If $\alpha$ be a real root of the equation $x^3+p{x}^2+qx+r=0$ where p, q and r are real. If $p^2-4q-2p\alpha -3{\alpha }^2\ge 0$ then other roots are ________.

• A. Real numbers
• B. Imaginary conjugate
• C. Irrational conjugate
• D. None of these

Answer 1

The correct option is A

Real numbers

$\alpha$ is a one root of the equation $x^3+p{x}^2+2x+r=0$ __________(1)

It should satisfy the equation.

${\alpha }^3+p{\alpha }^2+q\alpha +r=0$

Also, $(x-\alpha )$ is a factor of $x^3$ + p $x^2$ + qx + r. Divide this expression by $x-\alpha$.
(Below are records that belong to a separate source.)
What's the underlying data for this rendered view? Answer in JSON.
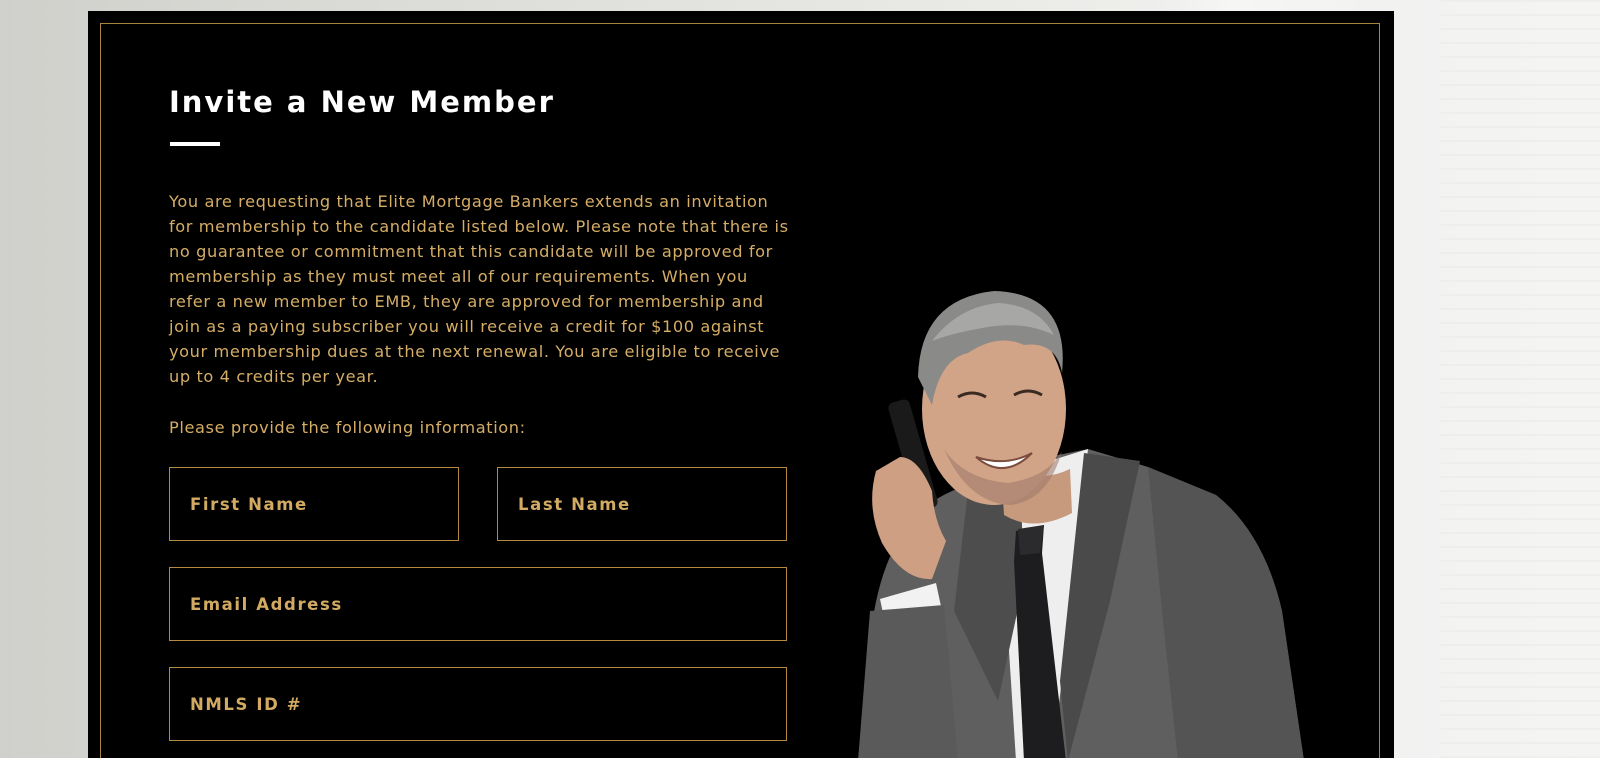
{
  "invite_form": {
    "title": "Invite a New Member",
    "intro_text": "You are requesting that Elite Mortgage Bankers extends an invitation for membership to the candidate listed below. Please note that there is no guarantee or commitment that this candidate will be approved for membership as they must meet all of our requirements. When you refer a new member to EMB, they are approved for membership and join as a paying subscriber you will receive a credit for $100 against your membership dues at the next renewal. You are eligible to receive up to 4 credits per year.",
    "prompt_text": "Please provide the following information:",
    "fields": {
      "first_name": {
        "placeholder": "First Name",
        "value": ""
      },
      "last_name": {
        "placeholder": "Last Name",
        "value": ""
      },
      "email": {
        "placeholder": "Email Address",
        "value": ""
      },
      "nmls_id": {
        "placeholder": "NMLS ID #",
        "value": ""
      }
    }
  },
  "colors": {
    "panel_background": "#000000",
    "accent_gold": "#d5ad66",
    "border_gold": "#b48b3f",
    "title_white": "#ffffff"
  }
}
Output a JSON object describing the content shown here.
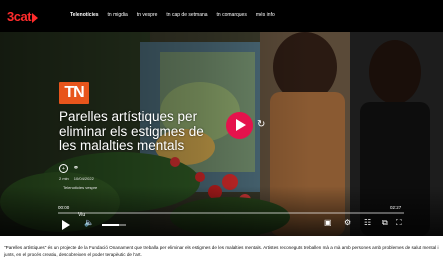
{
  "brand": {
    "logo_text": "3cat"
  },
  "nav": {
    "items": [
      "Telenotícies",
      "tn migdia",
      "tn vespre",
      "tn cap de setmana",
      "tn comarques",
      "més info"
    ]
  },
  "video": {
    "badge": "TN",
    "title": "Parelles artístiques per eliminar els estigmes de les malalties mentals",
    "duration": "2 min",
    "date": "10/04/2022",
    "program": "Telenotícies vespre",
    "time_current": "00:00",
    "time_total": "02:27",
    "live_label": "Viu",
    "progress": 0.0,
    "volume": 0.7
  },
  "controls": {
    "play": "play-icon",
    "volume": "volume-icon",
    "subtitles": "subtitles-icon",
    "settings": "gear-icon",
    "chapters": "chapters-icon",
    "pip": "picture-in-picture-icon",
    "fullscreen": "fullscreen-icon"
  },
  "caption": {
    "text": "\"Parelles artístiques\" és un projecte de la Fundació Onanament que treballa per eliminar els estigmes de les malalties mentals. Artistes reconeguts treballen mà a mà amb persones amb problemes de salut mental i junts, en el procés creatiu, descobreixen el poder terapèutic de l'art."
  },
  "colors": {
    "brand_red": "#ff2c2c",
    "tn_orange": "#e8551c",
    "play_pink": "#e5124c"
  }
}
$\begin{array}{cc}& x^2+(\alpha +p)x+({\alpha }^2+p\alpha +q)\\ x-\alpha & x^3-p{x}^2+qx+r\\ & \_x^3\_+x^2\alpha \\ & (p+\alpha )x^2+qx\\ & {}_{-}(p+\alpha )x^2{}_{+}-\alpha (\alpha +p)x\\ & ({\alpha }^2+p\alpha +q)x+r\\ & {}_{-}({\alpha }^2+p\alpha +q)x{}_{+}-{\alpha }^3+p{\alpha }^2+q\alpha \\ & {\alpha }^3+p{\alpha }^2+q\alpha +r\end{array}$
Given ${\alpha }^3+p{\alpha }^2+q\alpha +r=0$

Then cubic equation can be written as

$(x-\alpha )(x^2+(\alpha +p)x+({\alpha }^2+p\alpha +q\left)\right)=0$

$I{t}^{\prime }sgiven{p}^2-4q-2p\alpha -3{\alpha }^2\ge 0$

We will get it only when D $\ge$ 0

$b^2$ - 4ac $\ge$ 0

${(\alpha +p)}^2-4({\alpha }^2+p\alpha +q)\ge 0$

$p^2-4q-2p\alpha -3{\alpha }^2\ge 0$

So, other two roots of the given cubic equation are real.